PROCISSÃO EUCARÍSTICA NA PRAIRIE

MEDITAÇÃO DO PAPA BENTO XVI

Lourdes
Domingo, 14 de Setembro de
2008

 

Senhor Jesus, Tu estás aqui!

E vós, meus irmãos, minhas irmãs e meus amigos,
vós também estais aqui, comigo, diante d’Ele!

Senhor, há dois mil anos, aceitaste subir a uma cruz de infâmia para depois ressuscitar e ficar sempre connosco, teus irmãos, tuas irmãs!

E vós, meus irmãos, minhas irmãs e meus amigos,
aceitai deixar-vos agarrar por Ele.

Nós O contemplamos.
Nós O adoramos.
Nós O amamos. E procuramos amá-Lo ainda mais.

Contemplamos Aquele que, durante a ceia pascal, entregou o seu Corpo e o seu Sangue aos discípulos, para estar com eles «todos os dias até ao fim do mundo» (Mt 28, 20).

Adoramos Aquele que está no princípio e no fim da nossa fé, Aquele sem o Qual não estaríamos aqui nesta tarde, Aquele sem o Qual simplesmente não existiríamos, Aquele sem o Qual nada existiria, nada, absolutamente nada! Ele, por Quem «tudo foi feito» (Jo 1, 3), Ele em Quem fomos criados para a eternidade, Ele que nos entregou o seu Corpo e o seu Sangue, Ele está aqui nesta tarde, diante de nós, oferecido aos nossos olhares.

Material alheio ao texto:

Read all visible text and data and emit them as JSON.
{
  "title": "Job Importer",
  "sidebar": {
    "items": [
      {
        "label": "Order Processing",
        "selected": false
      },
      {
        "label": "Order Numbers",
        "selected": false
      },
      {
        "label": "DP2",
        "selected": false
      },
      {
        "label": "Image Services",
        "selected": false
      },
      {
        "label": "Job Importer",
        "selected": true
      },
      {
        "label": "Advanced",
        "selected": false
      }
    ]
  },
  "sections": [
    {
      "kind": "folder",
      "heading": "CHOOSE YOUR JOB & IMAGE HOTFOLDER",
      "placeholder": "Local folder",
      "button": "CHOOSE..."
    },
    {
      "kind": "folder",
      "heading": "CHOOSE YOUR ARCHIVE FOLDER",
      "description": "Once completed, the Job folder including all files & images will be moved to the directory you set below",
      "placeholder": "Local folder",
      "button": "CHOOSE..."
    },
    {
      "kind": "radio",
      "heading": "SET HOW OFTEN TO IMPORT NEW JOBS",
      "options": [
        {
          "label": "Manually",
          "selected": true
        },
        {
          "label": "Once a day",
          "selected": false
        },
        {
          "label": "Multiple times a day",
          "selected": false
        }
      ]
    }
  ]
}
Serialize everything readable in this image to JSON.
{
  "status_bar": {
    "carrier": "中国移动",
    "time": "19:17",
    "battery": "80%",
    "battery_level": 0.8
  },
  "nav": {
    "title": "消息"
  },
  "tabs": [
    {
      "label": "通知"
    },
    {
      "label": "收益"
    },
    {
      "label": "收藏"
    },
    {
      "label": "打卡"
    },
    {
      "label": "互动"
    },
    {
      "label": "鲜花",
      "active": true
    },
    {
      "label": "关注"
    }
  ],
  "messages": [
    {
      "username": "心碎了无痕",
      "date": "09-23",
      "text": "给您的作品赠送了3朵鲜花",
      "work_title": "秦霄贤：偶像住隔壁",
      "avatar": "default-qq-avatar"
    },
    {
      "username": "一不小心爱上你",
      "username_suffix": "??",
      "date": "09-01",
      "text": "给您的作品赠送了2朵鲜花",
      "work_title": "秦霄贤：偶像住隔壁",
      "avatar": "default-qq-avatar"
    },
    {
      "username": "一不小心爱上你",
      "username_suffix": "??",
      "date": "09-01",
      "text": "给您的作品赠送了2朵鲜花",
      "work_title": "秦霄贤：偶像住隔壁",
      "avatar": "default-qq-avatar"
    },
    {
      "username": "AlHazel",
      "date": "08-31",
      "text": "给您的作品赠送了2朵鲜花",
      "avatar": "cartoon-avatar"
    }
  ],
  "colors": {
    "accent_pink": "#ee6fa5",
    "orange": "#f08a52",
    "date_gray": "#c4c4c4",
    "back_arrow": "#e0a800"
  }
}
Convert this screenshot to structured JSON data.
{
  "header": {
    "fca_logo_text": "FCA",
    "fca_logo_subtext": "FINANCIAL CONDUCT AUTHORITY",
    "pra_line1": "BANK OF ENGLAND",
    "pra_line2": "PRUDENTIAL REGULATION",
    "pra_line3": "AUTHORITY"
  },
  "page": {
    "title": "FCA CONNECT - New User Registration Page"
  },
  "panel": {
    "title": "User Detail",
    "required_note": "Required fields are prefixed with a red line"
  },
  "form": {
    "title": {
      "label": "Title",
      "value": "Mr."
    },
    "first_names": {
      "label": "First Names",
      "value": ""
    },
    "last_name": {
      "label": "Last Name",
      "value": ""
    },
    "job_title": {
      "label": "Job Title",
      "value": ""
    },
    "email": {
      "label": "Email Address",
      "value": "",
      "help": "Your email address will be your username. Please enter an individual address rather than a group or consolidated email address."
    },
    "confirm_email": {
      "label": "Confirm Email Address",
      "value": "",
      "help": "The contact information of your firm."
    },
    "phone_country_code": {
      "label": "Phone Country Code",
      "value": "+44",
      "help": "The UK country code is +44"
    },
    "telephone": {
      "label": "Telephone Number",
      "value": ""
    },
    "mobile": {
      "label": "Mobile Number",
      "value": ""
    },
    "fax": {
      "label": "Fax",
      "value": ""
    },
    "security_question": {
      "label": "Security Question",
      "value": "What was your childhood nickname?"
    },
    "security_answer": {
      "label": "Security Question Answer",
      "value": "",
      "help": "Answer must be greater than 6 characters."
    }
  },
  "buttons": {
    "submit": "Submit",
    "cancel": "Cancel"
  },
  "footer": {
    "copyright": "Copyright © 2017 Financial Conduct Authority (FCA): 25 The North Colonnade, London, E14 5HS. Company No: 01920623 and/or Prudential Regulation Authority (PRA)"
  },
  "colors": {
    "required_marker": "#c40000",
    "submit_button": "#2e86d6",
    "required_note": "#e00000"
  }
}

Amamos – e procuramos amar ainda mais – Aquele que está aqui, diante de nós, oferecido aos nossos olhares, às nossas questões talvez, ao nosso amor.

Quer caminhemos ou estejamos cravados num leito de sofrimento, quer caminhemos na alegria ou nos encontremos no deserto da alma (cf. Nm 21, 5), Senhor, arrebata-nos a todos no teu Amor: no amor infinito, que é eternamente o do Pai pelo Filho e do Filho pelo Pai, o do Pai e do Filho pelo Espírito e do Espírito pelo Pai e pelo Filho.

A Hóstia Sagrada, exposta aos nossos olhos, exprime esta força infinita do Amor manifestada na Cruz gloriosa. A Hóstia Sagrada diz-nos a incrível humilhação d’Aquele que Se fez pobre para nos enriquecer d’Ele, Aquele que aceitou perder tudo a fim de nos ganhar para seu Pai. A Hóstia Sagrada é o sacramento vivo e eficaz da presença eterna do Salvador dos homens na sua Igreja.

Meus irmãos, minhas irmãs e meus amigos,

Aceitemos, aceitai oferecer-vos Àquele que nos deu tudo, que não veio para julgar o mundo, mas para o salvar (cf. Jo 3, 17), aceitai reconhecer nas vossas vidas a presença activa d’Aquele que está aqui presente, exposto aos nossos olhares. Aceitai oferecer-Lhe as vossas próprias vidas.

Maria, a Virgem Santa, Maria, a Imaculada Conceição, há dois mil anos aceitou dar tudo, oferecer o seu corpo para acolher o Corpo do Criador. Tudo veio de Cristo, mesmo Maria; tudo veio por meio de Maria, mesmo Cristo.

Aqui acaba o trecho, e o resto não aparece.